Nick Jones, amministratore delegato della piattaforma britannica di asset digitali Zumo, ha osservato che Burnham ha sostenuto con coerenza il potenziale economico del comparto e con ogni probabilità proseguirà sull’attuale rotta orientata alla crescita. Più netto Tom Rhodes, chief legal officer dell’emittente di stablecoin Agant, secondo cui le autorità restano autonome e «la regolamentazione dei cryptoasset è ormai quasi definita». Benoit Marzouk, alla guida dell’emittente della stablecoin in sterline tGBP, si aspetta dal nuovo esecutivo un approccio pragmatico, più che scelte clamorose.

Il quadro normativo, in ogni caso, ha continuato a progredire a prescindere dalla politica, con la legge approvata a febbraio che ha portato exchange, emittenti di stablecoin e custodian all’interno del perimetro regolamentato, in vista di un regime di autorizzazione della Financial Conduct Authority al via dal 25 ottobre 2027. Il governo Starmer aveva inoltre imposto a marzo una moratoria sulle donazioni in crypto alle campagne politiche, e gli analisti giudicano poco probabile un pieno ripensamento da parte di Burnham.

Il passato Web3 di Burnham

La sintonia di Burnham con il mondo crypto risale a un evento del 2024 a Manchester organizzato dalla Manchester Blockchain Alliance e da Stand With Crypto, iniziativa sostenuta da Coinbase, dove ha dichiarato agli imprenditori che la città poteva diventare una «potenza del web3». Nello stesso intervento ha però ammesso che la sua comprensione tecnica delle crypto è ancora di base.

Il tracker del gruppo di lobbying lo indica tuttora come privo di una posizione formale sul comparto.

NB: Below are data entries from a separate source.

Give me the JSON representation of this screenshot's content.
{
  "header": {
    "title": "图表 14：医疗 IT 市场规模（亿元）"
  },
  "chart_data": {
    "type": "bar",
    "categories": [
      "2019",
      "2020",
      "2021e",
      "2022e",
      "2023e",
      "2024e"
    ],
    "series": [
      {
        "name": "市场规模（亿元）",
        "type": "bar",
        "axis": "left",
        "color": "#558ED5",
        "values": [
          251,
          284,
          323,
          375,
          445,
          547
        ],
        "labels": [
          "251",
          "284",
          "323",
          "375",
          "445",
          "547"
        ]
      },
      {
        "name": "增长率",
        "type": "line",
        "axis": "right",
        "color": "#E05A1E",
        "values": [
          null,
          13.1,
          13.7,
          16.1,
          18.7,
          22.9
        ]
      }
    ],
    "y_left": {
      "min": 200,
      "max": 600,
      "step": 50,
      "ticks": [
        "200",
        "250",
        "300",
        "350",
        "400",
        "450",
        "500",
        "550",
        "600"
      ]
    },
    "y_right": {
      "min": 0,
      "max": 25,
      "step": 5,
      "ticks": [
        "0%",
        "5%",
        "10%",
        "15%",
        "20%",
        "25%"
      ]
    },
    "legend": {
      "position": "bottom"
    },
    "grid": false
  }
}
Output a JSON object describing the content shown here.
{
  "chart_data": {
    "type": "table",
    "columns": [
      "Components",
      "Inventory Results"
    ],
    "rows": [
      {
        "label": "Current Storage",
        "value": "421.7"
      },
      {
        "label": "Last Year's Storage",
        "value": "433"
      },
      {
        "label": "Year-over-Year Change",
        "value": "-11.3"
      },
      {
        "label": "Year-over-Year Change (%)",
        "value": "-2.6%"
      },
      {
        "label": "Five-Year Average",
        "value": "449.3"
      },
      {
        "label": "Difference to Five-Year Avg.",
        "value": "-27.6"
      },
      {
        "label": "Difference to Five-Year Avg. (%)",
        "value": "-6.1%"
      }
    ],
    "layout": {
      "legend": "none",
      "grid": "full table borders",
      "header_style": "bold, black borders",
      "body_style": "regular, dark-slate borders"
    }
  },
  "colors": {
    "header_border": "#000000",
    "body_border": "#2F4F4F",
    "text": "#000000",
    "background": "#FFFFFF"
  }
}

I mercati predittivi avevano fiutato la sua ascesa molto prima del giuramento.

I trader su Polymarket prezzavano Burnham intorno al 97% di probabilità di diventare primo ministro già a fine giugno, con circa 12,5 milioni di dollari puntati sul contratto; i volumi sono poi saliti a circa 16,65 milioni di dollari quando la corsa si è conclusa a suo favore.